In fact, in later years Cannon would state he regretted publishing The Controllers. Within the monograph himself he says he’d restrict its circulation to researchers and psychiatric professionals if he could, but since he couldn’t he encouraged anyone who believed they’d had abduction or mind control experiences to treat the material with as much objectivity and scepticism as they could muster. It is clear that Cannon was fully aware that by promulgating his theory, he might contribute to spreading a concept which would then feed into subsequent abductees’ “recovered memories” – potentially causing them far greater distress than an ecstatic contact with benevolent space visitors. (Although Cannon mistrusts UFO cults and is quick to point out links between them and far-right organisations, he does note how many abductees claim that, despite the details of their experience being downright bizarre, there was also something weirdly comforting about them, and Cannon seems to have been in two minds about trying to undermine that serenity.)
Cannon may well have had reason to worry. Although some UFO abduction accounts from prior to the release online of The Controllers included references to military personnel – and indeed Cannon made much of them in the monograph – it’s fair to say that the idea of the military faking alien abductions became increasingly widespread over the course of the 1990s. It reached the point where there was even a slang term – MILABs, for MILitary ABductions – in UFO circles to describe the phenomenon.
It’s entirely possible that it would have happened without Cannon – UFO conspiracy theories and the idea of the government having a more sinister role to play in the whole thing than merely debunking UFOlogists’ claims were rife in the 1990s after a groundswell of new theories being issued in the 1980s. We can point to the Majestic-12 conspiracy theory or the ideas of Paul Bennewitz as potential sources for the conflation of military experiments and alien abduction in the public imagination. There’s a certain flavour of conspiracy theorist – David Icke is one, as was the late Bill Cooper – who love mashing different theories together to see just how grandiose a scheme they can come up with.
Nonetheless, a high proportion of those propagating MILAB theories – including Helmut Lammer, who coined the term – cite The Controllers in their work. Its influence is therefore undeniable – and therein lies Cannon’s regrets. He has stepped away from the world of UFOlogy, conspiracy theories, and other Fortean subjects now, but before that he expressed regrets about publishing his theory both in conversation and in online chats.

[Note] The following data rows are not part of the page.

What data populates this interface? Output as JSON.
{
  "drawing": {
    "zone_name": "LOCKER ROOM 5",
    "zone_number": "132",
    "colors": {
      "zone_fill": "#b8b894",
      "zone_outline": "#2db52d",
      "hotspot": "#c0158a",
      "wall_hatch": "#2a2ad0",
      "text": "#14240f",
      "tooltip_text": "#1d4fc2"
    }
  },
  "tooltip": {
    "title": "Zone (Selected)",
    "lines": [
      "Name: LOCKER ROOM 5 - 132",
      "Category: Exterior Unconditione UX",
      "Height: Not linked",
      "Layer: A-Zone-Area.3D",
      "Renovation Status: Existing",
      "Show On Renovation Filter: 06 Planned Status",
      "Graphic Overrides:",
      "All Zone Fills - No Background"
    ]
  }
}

This has been characterised by inattentive readers as him disowning the theory altogether, but I don’t think he quite goes that far – what he actually says is that the field has become unacceptably cluttered with people making absurd claims, a great proportion of whom seem to have been influenced by his work and a certain proportion of whom seem to have distressing mental health issues. He notes that the few credible people investigating mind control issues have been drowned out by those who are just making up nonsense, or who are encouraging vulnerable people to make extraordinary claims in support of their pet theories, and he says that he feels a certain amount of guilt that he may have contributed about to that. Nonetheless, the legend, now enunciated, cannot be brushed away so easily; Martin Cannon is gone, but the spectre of the controllers troubles people to this day.